В коридоре, с хрипом выдираясь из репродукторов, еще играла музыка, призывавшая выходить на физкультпаузу. Ладонников встал на свое обычное место, слева от двери лабораторской комнаты, место Ульянцева было у противоположной стены, но он остановился рядом с Ладонниковым.
— И что из того, что соседи? — спросил Ладонников. Он опять не понял Ульянцева.
— Так ведь курим — не молчим же стоим, — ответил Ульянцев. — О том, о сем, о работе, о начальстве… о вас от меня Боголюбов достаточно наслушался.
Вот так, подумалось Ладонникову. Вот тебе и репутация твоя. Такова, значит, что полагают годным на роль третейского судьи. С усмешкой подумалось, но и всерьез где-то в глубине — оказывается, не все равно было, что о тебе говорят твои подчиненные. И вспомнились тут те свои ночные мысли о профессиональной чести. Да, правильно все.
— А по каким вы признакам высчитали, — спросил он Ульянцева, — что именно с этими он делами, о которых в газете, именно с ними приходил?

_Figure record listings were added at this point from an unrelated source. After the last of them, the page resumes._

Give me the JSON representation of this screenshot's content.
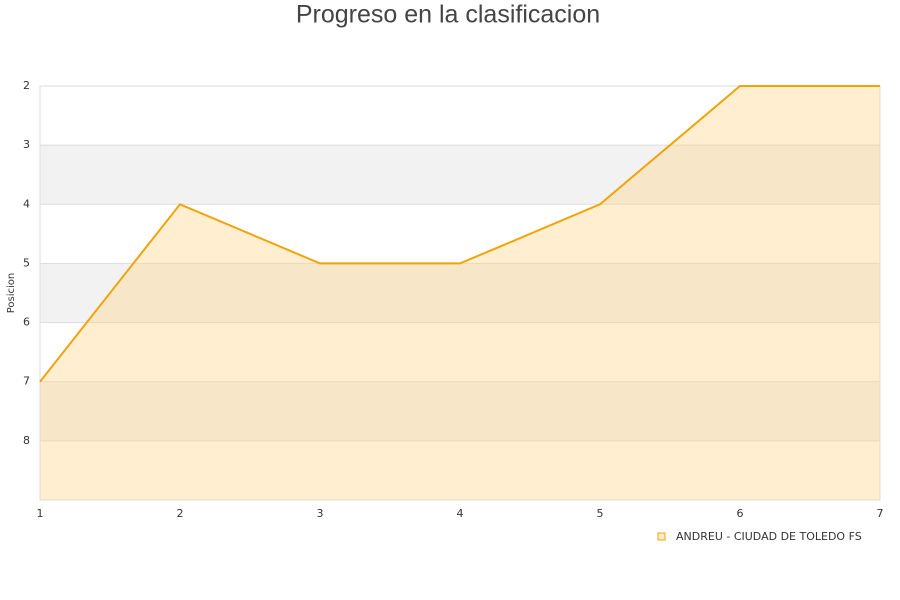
{
  "chart_data": {
    "type": "area",
    "title": "Progreso en la clasificacion",
    "y_label": "Posicion",
    "x": [
      1,
      2,
      3,
      4,
      5,
      6,
      7
    ],
    "xlim": [
      1,
      7
    ],
    "xticks": [
      1,
      2,
      3,
      4,
      5,
      6,
      7
    ],
    "ylim": [
      2,
      9
    ],
    "yticks": [
      2,
      3,
      4,
      5,
      6,
      7,
      8
    ],
    "y_inverted": true,
    "grid": true,
    "series": [
      {
        "name": "ANDREU - CIUDAD DE TOLEDO FS",
        "color": "#f0a30a",
        "values": [
          7,
          4,
          5,
          5,
          4,
          2,
          2
        ]
      }
    ]
  }
}
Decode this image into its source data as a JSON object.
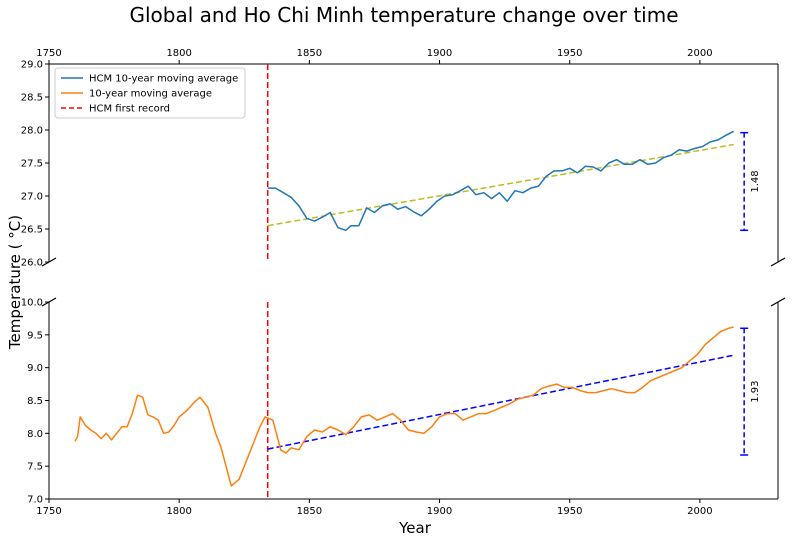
{
  "chart_data": {
    "type": "line",
    "title": "Global and Ho Chi Minh temperature change over time",
    "xlabel": "Year",
    "ylabel": "Temperature ($^\\circ$C)",
    "ylabel_display": "Temperature ( °C)",
    "xlim": [
      1750,
      2030
    ],
    "x_ticks": [
      1750,
      1800,
      1850,
      1900,
      1950,
      2000
    ],
    "legend_position": "upper-left",
    "colors": {
      "hcm": "#1f77b4",
      "global": "#ff7f0e",
      "first_record": "#ff0000",
      "hcm_trend": "#bcbd22",
      "global_trend": "#0000ff"
    },
    "legend": [
      {
        "label": "HCM 10-year moving average",
        "style": "solid",
        "color": "#1f77b4"
      },
      {
        "label": "10-year moving average",
        "style": "solid",
        "color": "#ff7f0e"
      },
      {
        "label": "HCM first record",
        "style": "dashed",
        "color": "#ff0000"
      }
    ],
    "panels": [
      {
        "name": "upper",
        "ylim": [
          26.0,
          29.0
        ],
        "y_ticks": [
          26.0,
          26.5,
          27.0,
          27.5,
          28.0,
          28.5,
          29.0
        ],
        "series": [
          {
            "name": "HCM 10-year moving average",
            "color": "#1f77b4",
            "x": [
              1834,
              1837,
              1840,
              1843,
              1846,
              1849,
              1852,
              1855,
              1858,
              1861,
              1864,
              1866,
              1869,
              1872,
              1875,
              1878,
              1881,
              1884,
              1887,
              1890,
              1893,
              1896,
              1899,
              1902,
              1905,
              1908,
              1911,
              1914,
              1917,
              1920,
              1923,
              1926,
              1929,
              1932,
              1935,
              1938,
              1941,
              1944,
              1947,
              1950,
              1953,
              1956,
              1959,
              1962,
              1965,
              1968,
              1971,
              1974,
              1977,
              1980,
              1983,
              1986,
              1989,
              1992,
              1995,
              1998,
              2001,
              2004,
              2007,
              2010,
              2013
            ],
            "values": [
              27.12,
              27.12,
              27.05,
              26.98,
              26.85,
              26.66,
              26.62,
              26.68,
              26.75,
              26.52,
              26.48,
              26.55,
              26.55,
              26.82,
              26.75,
              26.85,
              26.88,
              26.8,
              26.84,
              26.76,
              26.7,
              26.8,
              26.92,
              27.0,
              27.02,
              27.08,
              27.15,
              27.02,
              27.05,
              26.96,
              27.05,
              26.92,
              27.08,
              27.05,
              27.12,
              27.15,
              27.3,
              27.38,
              27.38,
              27.42,
              27.35,
              27.45,
              27.44,
              27.38,
              27.5,
              27.55,
              27.48,
              27.48,
              27.55,
              27.48,
              27.5,
              27.58,
              27.62,
              27.7,
              27.68,
              27.72,
              27.75,
              27.82,
              27.85,
              27.92,
              27.98
            ]
          }
        ],
        "trend": {
          "x": [
            1834,
            2013
          ],
          "values": [
            26.55,
            27.78
          ],
          "color": "#bcbd22"
        },
        "range_marker": {
          "x": 2017,
          "low": 26.48,
          "high": 27.96,
          "label": "1.48"
        }
      },
      {
        "name": "lower",
        "ylim": [
          7.0,
          10.0
        ],
        "y_ticks": [
          7.0,
          7.5,
          8.0,
          8.5,
          9.0,
          9.5,
          10.0
        ],
        "series": [
          {
            "name": "10-year moving average",
            "color": "#ff7f0e",
            "x": [
              1760,
              1761,
              1762,
              1764,
              1766,
              1768,
              1770,
              1772,
              1774,
              1776,
              1778,
              1780,
              1782,
              1784,
              1786,
              1788,
              1790,
              1792,
              1794,
              1796,
              1798,
              1800,
              1803,
              1806,
              1808,
              1811,
              1814,
              1816,
              1818,
              1820,
              1823,
              1826,
              1829,
              1831,
              1833,
              1836,
              1839,
              1841,
              1843,
              1846,
              1849,
              1852,
              1855,
              1858,
              1861,
              1864,
              1867,
              1870,
              1873,
              1876,
              1879,
              1882,
              1885,
              1888,
              1891,
              1894,
              1897,
              1900,
              1903,
              1906,
              1909,
              1912,
              1915,
              1918,
              1921,
              1924,
              1927,
              1930,
              1933,
              1936,
              1939,
              1942,
              1945,
              1948,
              1951,
              1954,
              1957,
              1960,
              1963,
              1966,
              1969,
              1972,
              1975,
              1978,
              1981,
              1984,
              1987,
              1990,
              1993,
              1996,
              1999,
              2002,
              2005,
              2008,
              2011,
              2013
            ],
            "values": [
              7.88,
              7.95,
              8.25,
              8.12,
              8.05,
              8.0,
              7.92,
              8.0,
              7.9,
              8.0,
              8.1,
              8.1,
              8.3,
              8.58,
              8.55,
              8.28,
              8.25,
              8.2,
              8.0,
              8.02,
              8.12,
              8.25,
              8.35,
              8.48,
              8.55,
              8.4,
              8.0,
              7.8,
              7.5,
              7.2,
              7.3,
              7.6,
              7.9,
              8.1,
              8.25,
              8.2,
              7.75,
              7.7,
              7.78,
              7.75,
              7.95,
              8.05,
              8.02,
              8.1,
              8.05,
              7.98,
              8.1,
              8.25,
              8.28,
              8.2,
              8.25,
              8.3,
              8.2,
              8.05,
              8.02,
              8.0,
              8.1,
              8.25,
              8.3,
              8.3,
              8.2,
              8.25,
              8.3,
              8.3,
              8.35,
              8.4,
              8.45,
              8.52,
              8.55,
              8.58,
              8.68,
              8.72,
              8.75,
              8.7,
              8.7,
              8.65,
              8.62,
              8.62,
              8.65,
              8.68,
              8.65,
              8.62,
              8.62,
              8.7,
              8.8,
              8.85,
              8.9,
              8.95,
              9.0,
              9.1,
              9.2,
              9.35,
              9.45,
              9.55,
              9.6,
              9.62
            ]
          }
        ],
        "trend": {
          "x": [
            1834,
            2013
          ],
          "values": [
            7.76,
            9.19
          ],
          "color": "#0000ff"
        },
        "range_marker": {
          "x": 2017,
          "low": 7.67,
          "high": 9.6,
          "label": "1.93"
        }
      }
    ],
    "first_record_x": 1834
  }
}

— А с ними? — переспросил Ульянцев.
— С ними.
— Ну так счет тут простой. Второго дня — возле вашего стола сидел, вчера — газета, а до того все меня последние несколько дней на разговор о вас наводил.
Ладонникову снова стало неприятно. Конечно, ясно было, что, прежде чем человек пришел, он где-то что-то услышал, разведал и так далее и тому подобное, но узнать вот в такой подробности: на лестнице, прислонившись к перилам, между сигаретными затяжками… Но он тотчас же пересилил себя.